Кое-кто ухмыльнулся, но большинство лиц осталось сурово.
— А что вы растревожились, люди добрые? — внешне невозмутимо спросил Жилята. — Ну, может, она и берегиня. Не упырь же! Ну, жемчуг с волос каплет — не жабы ведь ядовитые! Кому какая беда? Дождь умеет заклинать — в засушливый год ведь ты сам, Звяга, за такое умение полжизни отдашь, чтобы только детей голодом не поморить.
— Польза от нее может быть, а вот не было бы вреда! — Звяга огляделся, и толпа у него за спиной тревожно зашумела. — Берегиня — нежить, и что у нее на уме, один леший знает! Дождь она заклинает, а нот как пойдут у вас дети и девки чахнуть, молодые парни с ума сходить — вот тогда запоете!
— У вас еще ладно, а если у нас? — поддержала его Лихачиха. — Я своих детей берегине не отдам! И близко не пущу!
— Гоните вы ее прочь, пока беды не наделала! — добавил худой мужик по имени Сухота и погрозил Гостейке костлявым кулаком. — А то смотри, Жилята, мы ее сами погоним!
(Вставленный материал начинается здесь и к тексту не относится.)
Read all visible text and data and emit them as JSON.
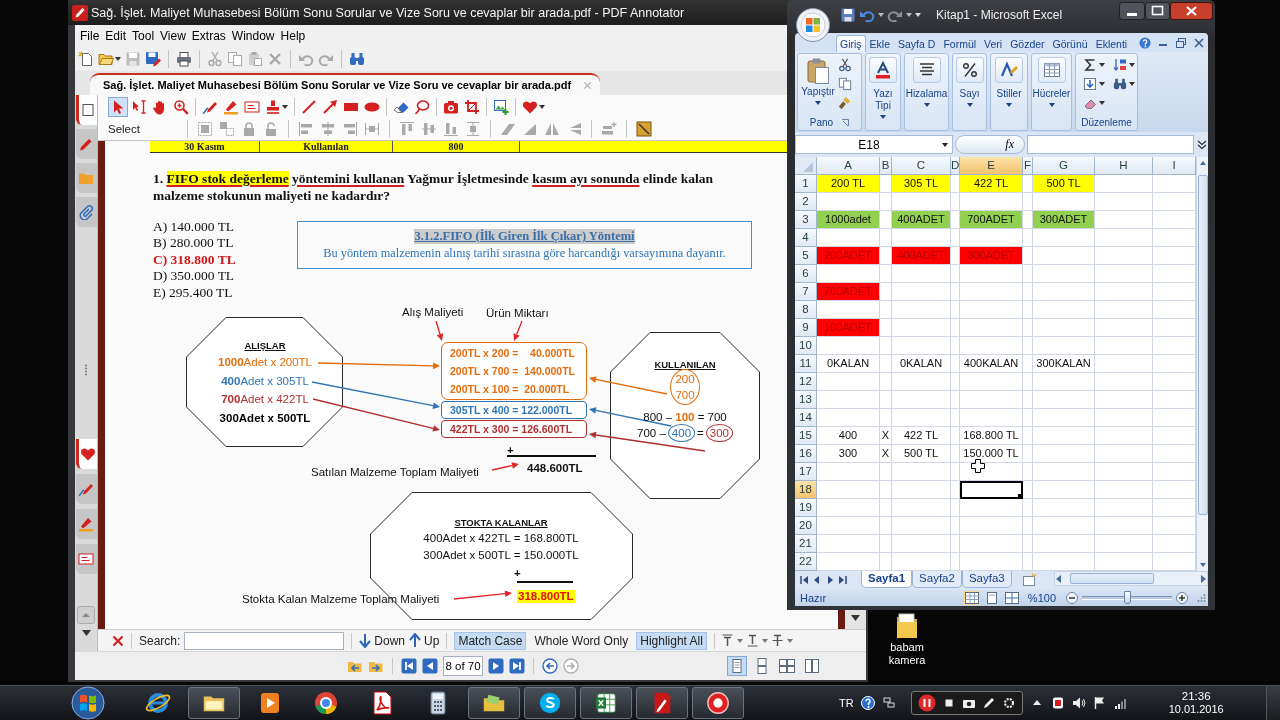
{
  "pdf_window": {
    "title": "Sağ. İşlet. Maliyet Muhasebesi Bölüm Sonu Sorular ve Vize Soru ve cevaplar bir arada.pdf - PDF Annotator",
    "menu": [
      "File",
      "Edit",
      "Tool",
      "View",
      "Extras",
      "Window",
      "Help"
    ],
    "toolbar": [
      {
        "kind": "new",
        "disabled": false,
        "dropdown": false
      },
      {
        "kind": "open",
        "disabled": false,
        "dropdown": true
      },
      {
        "kind": "save",
        "disabled": true,
        "dropdown": false
      },
      {
        "kind": "saveas",
        "disabled": false,
        "dropdown": false
      },
      {
        "kind": "separator"
      },
      {
        "kind": "print",
        "disabled": false,
        "dropdown": false
      },
      {
        "kind": "separator"
      },
      {
        "kind": "cut",
        "disabled": true,
        "dropdown": false
      },
      {
        "kind": "copy",
        "disabled": true,
        "dropdown": false
      },
      {
        "kind": "paste",
        "disabled": true,
        "dropdown": false
      },
      {
        "kind": "delete",
        "disabled": true,
        "dropdown": false
      },
      {
        "kind": "separator"
      },
      {
        "kind": "undo",
        "disabled": true,
        "dropdown": false
      },
      {
        "kind": "redo",
        "disabled": true,
        "dropdown": false
      },
      {
        "kind": "separator"
      },
      {
        "kind": "find",
        "disabled": false,
        "dropdown": false
      }
    ],
    "document_tab": "Sağ. İşlet. Maliyet Muhasebesi Bölüm Sonu Sorular ve Vize Soru ve cevaplar bir arada.pdf",
    "side_tabs": [
      {
        "kind": "page",
        "selected": true
      },
      {
        "kind": "marker",
        "selected": false
      },
      {
        "kind": "folder",
        "selected": false
      },
      {
        "kind": "clip",
        "selected": false
      }
    ],
    "side_tools": [
      {
        "kind": "heart",
        "selected": true
      },
      {
        "kind": "pen",
        "selected": false
      },
      {
        "kind": "highlighter",
        "selected": false
      },
      {
        "kind": "textbox",
        "selected": false
      }
    ],
    "tools": [
      {
        "kind": "pointer",
        "selected": true,
        "dropdown": false
      },
      {
        "kind": "textselect",
        "selected": false,
        "dropdown": false
      },
      {
        "kind": "hand",
        "selected": false,
        "dropdown": false
      },
      {
        "kind": "zoom",
        "selected": false,
        "dropdown": false
      },
      {
        "kind": "separator"
      },
      {
        "kind": "pen",
        "selected": false,
        "dropdown": false
      },
      {
        "kind": "highlighter",
        "selected": false,
        "dropdown": false
      },
      {
        "kind": "textbox",
        "selected": false,
        "dropdown": false
      },
      {
        "kind": "stamp",
        "selected": false,
        "dropdown": true
      },
      {
        "kind": "separator"
      },
      {
        "kind": "line",
        "selected": false,
        "dropdown": false
      },
      {
        "kind": "arrow",
        "selected": false,
        "dropdown": false
      },
      {
        "kind": "rect",
        "selected": false,
        "dropdown": false
      },
      {
        "kind": "ellipse",
        "selected": false,
        "dropdown": false
      },
      {
        "kind": "separator"
      },
      {
        "kind": "eraser",
        "selected": false,
        "dropdown": false
      },
      {
        "kind": "lasso",
        "selected": false,
        "dropdown": false
      },
      {
        "kind": "separator"
      },
      {
        "kind": "camera",
        "selected": false,
        "dropdown": false
      },
      {
        "kind": "crop",
        "selected": false,
        "dropdown": false
      },
      {
        "kind": "separator"
      },
      {
        "kind": "image",
        "selected": false,
        "dropdown": false
      },
      {
        "kind": "separator"
      },
      {
        "kind": "heart",
        "selected": false,
        "dropdown": true
      }
    ],
    "tool_label": "Select",
    "arrange_tools": [
      {
        "kind": "group",
        "disabled": true
      },
      {
        "kind": "ungroup",
        "disabled": true
      },
      {
        "kind": "lock",
        "disabled": true
      },
      {
        "kind": "unlock",
        "disabled": true
      },
      {
        "kind": "separator"
      },
      {
        "kind": "alignleft",
        "disabled": true
      },
      {
        "kind": "aligncenter",
        "disabled": true
      },
      {
        "kind": "alignright",
        "disabled": true
      },
      {
        "kind": "spaceh",
        "disabled": true
      },
      {
        "kind": "separator"
      },
      {
        "kind": "aligntop",
        "disabled": true
      },
      {
        "kind": "alignmiddle",
        "disabled": true
      },
      {
        "kind": "alignbottom",
        "disabled": true
      },
      {
        "kind": "spacev",
        "disabled": true
      },
      {
        "kind": "separator"
      },
      {
        "kind": "skewleft",
        "disabled": true
      },
      {
        "kind": "skewright",
        "disabled": true
      },
      {
        "kind": "fliph",
        "disabled": true
      },
      {
        "kind": "flipv",
        "disabled": true
      },
      {
        "kind": "separator"
      },
      {
        "kind": "layer",
        "disabled": true
      },
      {
        "kind": "separator"
      },
      {
        "kind": "resize",
        "disabled": false
      }
    ],
    "page": {
      "table_row": [
        "30 Kasım",
        "Kullanılan",
        "800"
      ],
      "question": [
        {
          "text": "1.",
          "kind": "plain"
        },
        {
          "text": "FIFO stok değerleme",
          "kind": "highlighted"
        },
        {
          "text": "yöntemini kullanan",
          "kind": "underlined"
        },
        {
          "text": "Yağmur İşletmesinde",
          "kind": "plain"
        },
        {
          "text": "kasım ayı sonunda",
          "kind": "underlined"
        },
        {
          "text": "elinde kalan malzeme stokunun maliyeti ne kadardır?",
          "kind": "plain"
        }
      ],
      "options": [
        {
          "text": "A) 140.000 TL",
          "correct": false
        },
        {
          "text": "B) 280.000 TL",
          "correct": false
        },
        {
          "text": "C) 318.800 TL",
          "correct": true
        },
        {
          "text": "D) 350.000 TL",
          "correct": false
        },
        {
          "text": "E) 295.400 TL",
          "correct": false
        }
      ],
      "info_box": {
        "title": "3.1.2.FIFO (İlk Giren İlk Çıkar) Yöntemi",
        "text": "Bu yöntem malzemenin alınış tarihi sırasına göre harcandığı varsayımına dayanır."
      },
      "diagram": {
        "headers": [
          "Alış Maliyeti",
          "Ürün Miktarı"
        ],
        "purchases": {
          "title": "ALIŞLAR",
          "lines": [
            {
              "text": "**1000**Adet x 200TL",
              "color": "#e46c0a",
              "bold": false
            },
            {
              "text": "**400**Adet x 305TL",
              "color": "#2e75b6",
              "bold": false
            },
            {
              "text": "**700**Adet x 422TL",
              "color": "#b03030",
              "bold": false
            },
            {
              "text": "300Adet x 500TL",
              "color": "#000000",
              "bold": true
            }
          ]
        },
        "cost_boxes": [
          {
            "color": "#e46c0a",
            "lines": [
              "200TL x 200 =    40.000TL",
              "200TL x 700 =  140.000TL",
              "200TL x 100 =  20.000TL"
            ]
          },
          {
            "color": "#2e75b6",
            "lines": [
              "305TL x 400 = 122.000TL"
            ]
          },
          {
            "color": "#b03030",
            "lines": [
              "422TL x 300 = 126.600TL"
            ]
          }
        ],
        "sold": {
          "plus": "+",
          "total": "448.600TL",
          "caption": "Satılan Malzeme Toplam Maliyeti"
        },
        "usage": {
          "title": "KULLANILAN",
          "circled": {
            "values": [
              "200",
              "700"
            ],
            "color": "#e46c0a"
          },
          "equations": [
            {
              "terms": [
                {
                  "text": "800 –",
                  "circled": false
                },
                {
                  "text": "100",
                  "color": "#e46c0a",
                  "circled": false
                },
                {
                  "text": "= 700",
                  "circled": false
                }
              ]
            },
            {
              "terms": [
                {
                  "text": "700 –",
                  "circled": false
                },
                {
                  "text": "400",
                  "color": "#2e75b6",
                  "circled": true
                },
                {
                  "text": "=",
                  "circled": false
                },
                {
                  "text": "300",
                  "color": "#b03030",
                  "circled": true
                }
              ]
            }
          ]
        },
        "stock": {
          "title": "STOKTA KALANLAR",
          "lines": [
            "400Adet x 422TL = 168.800TL",
            "300Adet x 500TL = 150.000TL"
          ],
          "plus": "+",
          "total": "318.800TL",
          "caption": "Stokta Kalan Malzeme Toplam Maliyeti"
        }
      }
    },
    "search": {
      "label": "Search:",
      "down": "Down",
      "up": "Up",
      "toggles": [
        {
          "label": "Match Case",
          "on": true
        },
        {
          "label": "Whole Word Only",
          "on": false
        },
        {
          "label": "Highlight All",
          "on": true
        }
      ]
    },
    "navigation": {
      "page": "8 of 70",
      "views": [
        {
          "kind": "single",
          "selected": true
        },
        {
          "kind": "continuous",
          "selected": false
        },
        {
          "kind": "facing",
          "selected": false
        },
        {
          "kind": "columns",
          "selected": false
        }
      ]
    }
  },
  "excel_window": {
    "title": "Kitap1 - Microsoft Excel",
    "tabs": [
      {
        "label": "Giriş",
        "selected": true
      },
      {
        "label": "Ekle",
        "selected": false
      },
      {
        "label": "Sayfa D",
        "selected": false
      },
      {
        "label": "Formül",
        "selected": false
      },
      {
        "label": "Veri",
        "selected": false
      },
      {
        "label": "Gözder",
        "selected": false
      },
      {
        "label": "Görünü",
        "selected": false
      },
      {
        "label": "Eklenti",
        "selected": false
      }
    ],
    "clipboard": {
      "paste": "Yapıştır",
      "label": "Pano"
    },
    "groups": [
      {
        "kind": "font",
        "label": "Yazı Tipi"
      },
      {
        "kind": "alignment",
        "label": "Hizalama"
      },
      {
        "kind": "number",
        "label": "Sayı"
      },
      {
        "kind": "styles",
        "label": "Stiller"
      },
      {
        "kind": "cells",
        "label": "Hücreler"
      }
    ],
    "editing": {
      "label": "Düzenleme"
    },
    "name_box": "E18",
    "function_button": "fx",
    "columns": [
      {
        "label": "A",
        "selected": false
      },
      {
        "label": "B",
        "selected": false
      },
      {
        "label": "C",
        "selected": false
      },
      {
        "label": "D",
        "selected": false
      },
      {
        "label": "E",
        "selected": true
      },
      {
        "label": "F",
        "selected": false
      },
      {
        "label": "G",
        "selected": false
      },
      {
        "label": "H",
        "selected": false
      },
      {
        "label": "I",
        "selected": false
      }
    ],
    "rows": [
      {
        "label": "1",
        "selected": false,
        "cells": [
          {
            "text": "200 TL",
            "color": "#ffff00"
          },
          {},
          {
            "text": "305 TL",
            "color": "#ffff00"
          },
          {},
          {
            "text": "422 TL",
            "color": "#ffff00"
          },
          {},
          {
            "text": "500 TL",
            "color": "#ffff00"
          }
        ]
      },
      {
        "label": "2",
        "selected": false
      },
      {
        "label": "3",
        "selected": false,
        "cells": [
          {
            "text": "1000adet",
            "color": "#92d050"
          },
          {},
          {
            "text": "400ADET",
            "color": "#92d050"
          },
          {},
          {
            "text": "700ADET",
            "color": "#92d050"
          },
          {},
          {
            "text": "300ADET",
            "color": "#92d050"
          }
        ]
      },
      {
        "label": "4",
        "selected": false
      },
      {
        "label": "5",
        "selected": false,
        "cells": [
          {
            "text": "200ADET",
            "color": "#ff0000"
          },
          {},
          {
            "text": "400ADET",
            "color": "#ff0000"
          },
          {},
          {
            "text": "300ADET",
            "color": "#ff0000"
          }
        ]
      },
      {
        "label": "6",
        "selected": false
      },
      {
        "label": "7",
        "selected": false,
        "cells": [
          {
            "text": "700ADET",
            "color": "#ff0000"
          }
        ]
      },
      {
        "label": "8",
        "selected": false
      },
      {
        "label": "9",
        "selected": false,
        "cells": [
          {
            "text": "100ADET",
            "color": "#ff0000"
          }
        ]
      },
      {
        "label": "10",
        "selected": false
      },
      {
        "label": "11",
        "selected": false,
        "cells": [
          {
            "text": "0KALAN"
          },
          {},
          {
            "text": "0KALAN"
          },
          {},
          {
            "text": "400KALAN"
          },
          {},
          {
            "text": "300KALAN"
          }
        ]
      },
      {
        "label": "12",
        "selected": false
      },
      {
        "label": "13",
        "selected": false
      },
      {
        "label": "14",
        "selected": false
      },
      {
        "label": "15",
        "selected": false,
        "cells": [
          {
            "text": "400"
          },
          {
            "text": "X"
          },
          {
            "text": "422 TL"
          },
          {},
          {
            "text": "168.800 TL"
          }
        ]
      },
      {
        "label": "16",
        "selected": false,
        "cells": [
          {
            "text": "300"
          },
          {
            "text": "X"
          },
          {
            "text": "500 TL"
          },
          {},
          {
            "text": "150.000 TL"
          }
        ]
      },
      {
        "label": "17",
        "selected": false
      },
      {
        "label": "18",
        "selected": true
      },
      {
        "label": "19",
        "selected": false
      },
      {
        "label": "20",
        "selected": false
      },
      {
        "label": "21",
        "selected": false
      },
      {
        "label": "22",
        "selected": false
      }
    ],
    "sheets": [
      {
        "label": "Sayfa1",
        "selected": true
      },
      {
        "label": "Sayfa2",
        "selected": false
      },
      {
        "label": "Sayfa3",
        "selected": false
      }
    ],
    "status": "Hazır",
    "views": [
      {
        "kind": "normal",
        "selected": true
      },
      {
        "kind": "layout",
        "selected": false
      },
      {
        "kind": "breaks",
        "selected": false
      }
    ],
    "zoom": {
      "label": "%100",
      "level": 0.5
    }
  },
  "desktop_icons": [
    {
      "label": "babam kamera"
    }
  ],
  "taskbar": {
    "apps": [
      {
        "kind": "browser",
        "running": false
      },
      {
        "kind": "explorer",
        "running": true
      },
      {
        "kind": "media",
        "running": false
      },
      {
        "kind": "chrome",
        "running": false
      },
      {
        "kind": "reader",
        "running": false
      },
      {
        "kind": "calculator",
        "running": false
      },
      {
        "kind": "library",
        "running": true
      },
      {
        "kind": "chat",
        "running": true
      },
      {
        "kind": "sheet",
        "running": true
      },
      {
        "kind": "annotator",
        "running": true
      },
      {
        "kind": "recorder",
        "running": true
      }
    ],
    "language": "TR",
    "time": "21:36",
    "date": "10.01.2016"
  }
}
— Молчи, дурной! — крикнула ему Былятиха и шагнула вперед. Ее муж, за свои охотничьи успехи носивший прозвище Медвежья Смерть, шагнул вместе с ней, хотя на его честном лице отражались сомнения. — Она мне дочь, и я свою дочь всяким-разным бранить не позволю! Из своего дома кого хочешь гони, хоть чуров из-за печи, а из моего дома я тебе никого гнать не дам! Она мне дочь, мне ее Макошь и Лада послали, и я, пока жива, ее в обиду не дам!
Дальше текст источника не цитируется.